“Dondequiera que el arte de la medicina es amado, también hay un amor a la humanidad”.
Hipócrates.
Fue hace poco más de un año que se declaró emergencia sanitaria en nuestro país a causa de la pandemia por Coronavirus, como consecuencia miles de mexicanos nos vimos obligados a modificar nuestro día a día, muchos tuvimos que confinarnos para intentar frenar el avance de los contagios y evitar así el sobrecupo de los hospitales en todo el país, pero conforme han transcurrido los meses nos dimos cuenta que la estrategia no funcionó como se esperaba y los contagios no se han detenido. Sin embargo, aunque muchos mexicanos nos hemos adaptado a las nuevas formas de trabajo o estudio a distancia, hay un gran sector poblacional que no ha dejado de trabajar un solo día desde que la pandemia por COVID-19 fue declarada, poniendo incluso en riesgo su salud diariamente, esos personajes son dignos de admirar y gracias a ellos es que ha sido posible sobrevivir a esta pandemia, los doctores, doctoras, enfermeros, enfermeras y todo el personal médico se han convertido en unos héroes verdaderos. Ellos son los que se han encargado de demostrarnos que no se necesita una armadura, un escudo indestructible, un martillo o lanzar telarañas para salvar a la humanidad, lo único que se necesita es ser cada día más humanitarios, más comprensivos, más generosos y con eso es más que suficiente para ser unos súper héroes.
Desde hace un año, en nuestro país y alrededor de todo el mundo hemos visto y escuchado los testimonios de esos personajes que están en la primera línea de batalla contra el Coronavirus. Hemos observado el cansancio reflejado en sus caras, el cómo las mascarillas dejan las marcas de guerra en sus rostros, el ver como antes de entrar a sus jornadas de trabajo motivan a su equipo de trabajo a no rendirse en la lucha diaria contra la pandemia, pero, sobre todo, aunque haya angustia y desesperación no han sabido darse por vencidos por el amor que le tienen a la noble profesión de salvar vidas. Aun así, tristemente, hubo quienes se atrevieron a atacar y a discriminar a estos héroes sin capa, la razón, un infundado “temor” a que ellos nos contagiaran de coronavirus, en nuestro país hasta el mes de abril del año pasado, se registraron por lo menos 47 ataques contra trabajadores sanitarios, especialmente a enfermeras, médicos y personal de limpieza, según cifras oficiales del gobierno mexicano.
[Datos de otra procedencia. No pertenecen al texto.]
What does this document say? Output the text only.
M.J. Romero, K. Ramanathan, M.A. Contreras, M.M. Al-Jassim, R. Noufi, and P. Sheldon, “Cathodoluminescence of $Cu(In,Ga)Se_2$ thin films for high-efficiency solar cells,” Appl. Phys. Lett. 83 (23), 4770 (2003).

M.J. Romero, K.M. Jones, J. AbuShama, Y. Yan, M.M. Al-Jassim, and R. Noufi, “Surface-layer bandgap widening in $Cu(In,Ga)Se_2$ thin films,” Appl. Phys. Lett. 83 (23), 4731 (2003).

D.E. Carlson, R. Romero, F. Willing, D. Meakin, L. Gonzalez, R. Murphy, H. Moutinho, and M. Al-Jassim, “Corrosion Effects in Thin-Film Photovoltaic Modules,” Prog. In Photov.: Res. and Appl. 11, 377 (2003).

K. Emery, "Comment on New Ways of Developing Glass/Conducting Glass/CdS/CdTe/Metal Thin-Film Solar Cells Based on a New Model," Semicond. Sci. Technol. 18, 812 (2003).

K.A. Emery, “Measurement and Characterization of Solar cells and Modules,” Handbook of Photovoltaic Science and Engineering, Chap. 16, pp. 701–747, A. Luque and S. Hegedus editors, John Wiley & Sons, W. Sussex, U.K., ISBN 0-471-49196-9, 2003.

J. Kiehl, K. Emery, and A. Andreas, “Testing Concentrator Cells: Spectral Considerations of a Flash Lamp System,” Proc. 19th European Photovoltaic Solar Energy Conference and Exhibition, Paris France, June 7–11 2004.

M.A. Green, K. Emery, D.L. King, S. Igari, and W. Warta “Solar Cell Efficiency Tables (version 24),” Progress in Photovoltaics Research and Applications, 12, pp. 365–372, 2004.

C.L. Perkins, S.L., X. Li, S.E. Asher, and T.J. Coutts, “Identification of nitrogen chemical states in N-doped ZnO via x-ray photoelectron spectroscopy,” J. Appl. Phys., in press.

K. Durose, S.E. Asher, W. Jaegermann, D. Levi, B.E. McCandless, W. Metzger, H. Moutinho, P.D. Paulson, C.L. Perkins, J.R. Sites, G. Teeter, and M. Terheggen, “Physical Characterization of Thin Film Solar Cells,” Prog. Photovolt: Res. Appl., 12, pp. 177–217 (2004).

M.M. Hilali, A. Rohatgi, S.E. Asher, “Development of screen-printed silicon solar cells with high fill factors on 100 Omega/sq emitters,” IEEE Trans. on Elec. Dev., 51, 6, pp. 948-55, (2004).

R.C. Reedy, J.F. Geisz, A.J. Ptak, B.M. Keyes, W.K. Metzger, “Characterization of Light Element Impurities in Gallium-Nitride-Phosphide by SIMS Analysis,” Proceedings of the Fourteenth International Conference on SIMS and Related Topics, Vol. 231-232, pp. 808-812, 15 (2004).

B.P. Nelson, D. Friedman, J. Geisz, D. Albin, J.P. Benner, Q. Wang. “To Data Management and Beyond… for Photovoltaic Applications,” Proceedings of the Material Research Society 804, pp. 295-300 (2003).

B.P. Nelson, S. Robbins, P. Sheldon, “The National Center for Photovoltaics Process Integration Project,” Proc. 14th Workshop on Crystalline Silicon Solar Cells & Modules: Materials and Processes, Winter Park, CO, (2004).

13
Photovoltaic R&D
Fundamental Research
Por otro lado, en algunos países del resto del mundo, si se ha sabido reconocer el esfuerzo y el empeño que día a día pone todo el personal médico, y es que, sin duda, no es fácil salir cada mañana a una jornada laboral que hoy por hoy está catalogada como de alto riesgo. En definitiva, todos los aplausos y agradecimientos que se les han dado a los médicos como es fue caso de España, en el que se hizo viral el aplauso al personal médico, no nos serán suficientes para poder agradecerles todo su esfuerzo y dedicación. Y es que esta pandemia nos ha enseñado que el personal de salud está allí para nosotros las 24 horas del día, los siete días de la semana, que muchos de ellos si nos escuchan y atienden sin importar la hora, si es día festivo, si están cansados, si es horario o no de trabajo, y es que ellos, son nuestros verdaderos héroes que nos están demostrando que la lucha sigue día tras día.
Aunque si algo nos queda claro es que, también con esta pandemia nos hemos dado cuenta que en nuestro país todavía queda un largo camino por recorrer para brindarle mayor seguridad y protección a esto súper humanos que están dando todo de sí, para velar por nuestra salud. Hace falta que nuestros representantes piensen un poco más en todo el personal de salud y en que los insumos con los que cuentan no son suficientes, que ellos también deben estar protegidos, desde el personal que limpia los hospitales y clínicas hasta los directores del área de la salud, pero, sobre todo, nosotros como ciudadanos también debemos tener mayor conciencia del esfuerzo que ellos están haciendo para cuidarse y cuidarnos, las actitudes discriminatorias en estos tiempos ya no tienen cabida, en ningún ámbito. Si bien, muchos de nosotros desde lo más profundo de nuestro ser les damos las gracias diariamente por todo su esfuerzo y dedicación en esta batalla contra el coronavirus, nos hace falta un verdadero pacto comunitario en el que como sociedad estemos comprometidos a ser más responsables para finalmente lograr disminuir el índice de contagios y el personal médico pueda tener un pequeño respiro en esta lucha en la que se han convertido los protagonistas, porque ellos son a palabras del gran Wolwerine, de esos héroes, quienes hacen su trabajo todos los días.